At the eastern end of Main Street I sped across the finish line, the open gate of the Georgica Association, a colony founded in the 1880s by wealthy, sweaty Manhattanites seeking free air conditioning from summer sea breezes. I cycled through a forest seemingly imported from the Adirondacks; past the coved creeks of Georgica Pond, a tidal swimming pool for the likes of Carlos Montoya, the famous flamenco guitarist; around the softball field and former golf link where I turned double plays with my father; along the tennis courts where Dad hustled me in the shadow of a windmill moved from Montauk and Wainscott; over the speed bumps that made me a daredevil; through the prairie meadow that made me a naturalist; past a grove of wind-gnarled trees where I camped and fell asleep to the ocean's whispering hiss.

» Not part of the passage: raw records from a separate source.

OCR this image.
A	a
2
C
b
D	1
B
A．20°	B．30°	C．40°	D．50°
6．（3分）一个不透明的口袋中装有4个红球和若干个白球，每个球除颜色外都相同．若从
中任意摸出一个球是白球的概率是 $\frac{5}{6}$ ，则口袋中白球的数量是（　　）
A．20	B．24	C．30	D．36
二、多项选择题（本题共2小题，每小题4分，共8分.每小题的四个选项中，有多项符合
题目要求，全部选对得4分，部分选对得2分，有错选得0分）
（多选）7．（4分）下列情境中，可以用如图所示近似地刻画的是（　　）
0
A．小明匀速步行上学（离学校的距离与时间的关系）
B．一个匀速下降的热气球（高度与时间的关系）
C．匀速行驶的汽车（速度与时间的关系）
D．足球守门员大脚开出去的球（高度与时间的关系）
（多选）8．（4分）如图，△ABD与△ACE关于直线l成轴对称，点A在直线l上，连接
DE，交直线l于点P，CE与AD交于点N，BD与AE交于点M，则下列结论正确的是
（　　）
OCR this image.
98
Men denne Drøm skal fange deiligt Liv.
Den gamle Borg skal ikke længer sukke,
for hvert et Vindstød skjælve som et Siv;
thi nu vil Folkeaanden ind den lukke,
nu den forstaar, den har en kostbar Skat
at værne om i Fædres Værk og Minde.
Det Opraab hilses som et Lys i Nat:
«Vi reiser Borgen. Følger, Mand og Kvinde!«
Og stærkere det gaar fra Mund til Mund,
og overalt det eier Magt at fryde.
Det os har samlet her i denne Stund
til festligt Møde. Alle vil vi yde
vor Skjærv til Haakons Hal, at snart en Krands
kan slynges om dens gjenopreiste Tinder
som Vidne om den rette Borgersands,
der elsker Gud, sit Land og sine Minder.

Back outside the association's entrance I zipped by a Kentucky antebellum mansion owned by cosmetics queen Estee Lauder; buttonhooked right onto Wainscott Stone Road, where actor Elliott Gould rented a house to escape the pressure of M*A*S*H fame; hung a left onto Wainscott North West Road, nicknamed Turtle Road for the turtles that waddled from the woods during rains, and hung another left onto Roxbury Lane, passing steeply slanted houses called saltboxes, built in the sixties by Wesley D. Miller, a real-estate cowboy with a 10-gallon hat. I turned right onto Foxcroft Lane, a major artery in the Miller-developed Westwoods and Wainscott's best playground. There I shot the shit with my best friend Mike Raffel, fellow baseball nut, rock n roll guru and guardian of The Forum, a street basketball court with Wainscott's only street lamp south of the Montauk Highway, rigged on the sly by Mike's lineman father.